Ne kadar zor oldu babasız büyümek...

Ne kadar zor oldu babasız büyümek...

Ne kadar zor oldu babasız büyümek. Henüz 4 yaşındaydım onu kaybettiğimizde. Hayal meyal hatırlıyorum annemi dedemi, ninemi, feryatları, figanları… Önceleri bana babamın uzun bir yolculuğa çıktığını söylediler. Her gün sordum babam gelmedi mi, ne zaman gelecek diye. Babamın bir gün geleceğine o kadar çok inanıyordum ki o geldiğinde ona vermek için her gün resim çiziyordum. Ama günler geçiyor babam gelmiyor bir tarafım eksilmeye devam ediyordu. Annem; bir gün sorduğum sorulara artık geçiştiremeyeceğini anlayınca gerçeği öğrenmiştim. Babam bir daha hiç gelmemek üzere gitmişti. Peki ben buna hazır mıydım? İnsan anne babasının ölümüne nasıl hazırlanabilirdi? Kızmıştım önce nasıl bırakırdı beni, bizi. Hâlbuki o bizi üzgün görmeye, bizim üzülmemize asla dayanamazdı. Daha parka gidip oyun oynayacaktık, bana en sevdiğim ışıklı arabayı alacaktı. Hadi kalk baba, kalk ta gel yanımıza… Ama biliyorum kalkamıyordu, gelemiyordu ve hiç gelemeyecekti. Yavaş yavaş geçecek diyorlardı, ilk günkü kadar acısı taze olmayacak, zamanla alışacaksın. Alışır mıydım sahiden babasız büyümeye. Alışabilir miydim?  Arkadaşlarım babasıyla okulla el ele giderken, aslan oğlum, canım babam derken ben babasız büyümeye alışabilir miydim? Artık evin tek erkeğiydim. Annemi ve kardeşimi ben korumalıydım.
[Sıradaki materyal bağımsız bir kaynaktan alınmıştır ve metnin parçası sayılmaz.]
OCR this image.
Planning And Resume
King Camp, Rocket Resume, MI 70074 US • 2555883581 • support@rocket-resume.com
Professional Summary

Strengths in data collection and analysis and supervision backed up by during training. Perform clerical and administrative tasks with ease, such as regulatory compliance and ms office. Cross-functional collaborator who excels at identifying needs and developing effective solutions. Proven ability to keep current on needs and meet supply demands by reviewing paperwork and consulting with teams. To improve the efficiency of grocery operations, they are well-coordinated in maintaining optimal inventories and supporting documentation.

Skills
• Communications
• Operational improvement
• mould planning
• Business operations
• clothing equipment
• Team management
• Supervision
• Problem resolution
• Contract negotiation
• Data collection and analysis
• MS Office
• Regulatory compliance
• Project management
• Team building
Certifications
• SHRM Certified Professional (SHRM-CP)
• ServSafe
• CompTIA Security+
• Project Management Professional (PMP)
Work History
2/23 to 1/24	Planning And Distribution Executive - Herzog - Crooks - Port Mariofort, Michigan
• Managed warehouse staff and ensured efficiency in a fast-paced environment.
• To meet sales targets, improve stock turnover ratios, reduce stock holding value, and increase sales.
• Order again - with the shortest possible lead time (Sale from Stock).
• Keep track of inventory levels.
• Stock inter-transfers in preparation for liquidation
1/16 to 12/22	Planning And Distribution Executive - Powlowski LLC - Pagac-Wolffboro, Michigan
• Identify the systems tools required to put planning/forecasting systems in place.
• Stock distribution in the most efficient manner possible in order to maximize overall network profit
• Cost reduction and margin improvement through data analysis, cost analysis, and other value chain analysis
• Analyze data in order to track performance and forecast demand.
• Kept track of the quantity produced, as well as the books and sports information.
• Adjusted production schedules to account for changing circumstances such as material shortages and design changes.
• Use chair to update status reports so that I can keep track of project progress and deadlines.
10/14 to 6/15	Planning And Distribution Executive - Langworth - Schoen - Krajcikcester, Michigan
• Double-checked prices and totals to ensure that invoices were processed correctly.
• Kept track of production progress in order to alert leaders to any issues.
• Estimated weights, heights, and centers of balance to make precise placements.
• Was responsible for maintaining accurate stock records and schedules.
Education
Babasını kaybetmiş bir danışanımla bir gün baba konusunu konuşmaya çalışırken konuya nasıl yumuşak bir geçiş yapabilirim diye düşündüğümde ‘’nasıl anlatayım ki hem anlatsam ne olacak babam geri gelmeyecek ki ‘’ demişti. Tabi ki bunları derken iki damla yaş usul usul göz pınarlarından yanaklarına doğru süzülmüştü. Evet bu kadar acıydı hissettikleri, bıçak gibi keskindi cümleleri, düşünceleri. İçi acıyor, yıllardır görmediği ve göremeyeceği babasını özlüyor ama anlatamıyordu. Bu benim gördüğüm sayılı çocuktan sadece biriydi. Hem çocuk hem de yetişkin daha niceleri var susup ta anlatamayan, anlatsa da hissettikleri azalmayan… 

Pek çok kültürde baba aile içerisinde çocuğa ve hatta anneye güven veren ve koruyan bir simgedir. Evimizde babamız olduğu için çoğu zaman derin bir oh çekmişizdir evimizin ve bizim korumamız vardır. Bir tek babamız olsun bize bir şey olmaz deriz. O bizi tüm kötülüklerden belki de tek yumruğuyla korur diye düşünürken babasız yaşamaya alışmak çocuklarda ve aile içinde bir yıkım olabilir. Evin ve hayatın güven ve güç simgesi baba; artık erkek çocuğun hayatında olmayınca çocuklar bir daha kime güveneceğim veya nasıl bir daha babam gibi bir erkeğe sarılabileceğim diye düşünebilirler.

Anneler ne kadar şefkat ve mutluluğun temsili ise çocuklar için babada o kadar güvenin ve otoritenin simgesidir aile içerisinde. Özellikle erkek çocuk için baba rol modeldir. Yani güvenin, gücün ve otoritenin simgesindedir. Bir erkek nasıl sever, nasıl güçlü durur, nasıl saygılı olur, nasıl güven verir, nasıl korumacı olur, nasıl başarılı olur bunlar bir erkek çocuğun daha çok babasından öğrenebileceği değerlerdir. Dolayısıyla babasız büyüyen bir çocuk bu değerleri babasından öğrenme konusunda eksiklik yaşayabilir. Bunu gidermek için sülale içerisindeki diğer erkeklere yakınlık duyabilir. Örneğin; dede, dayı, amca ile daha çok zaman geçirmek isteyebilir.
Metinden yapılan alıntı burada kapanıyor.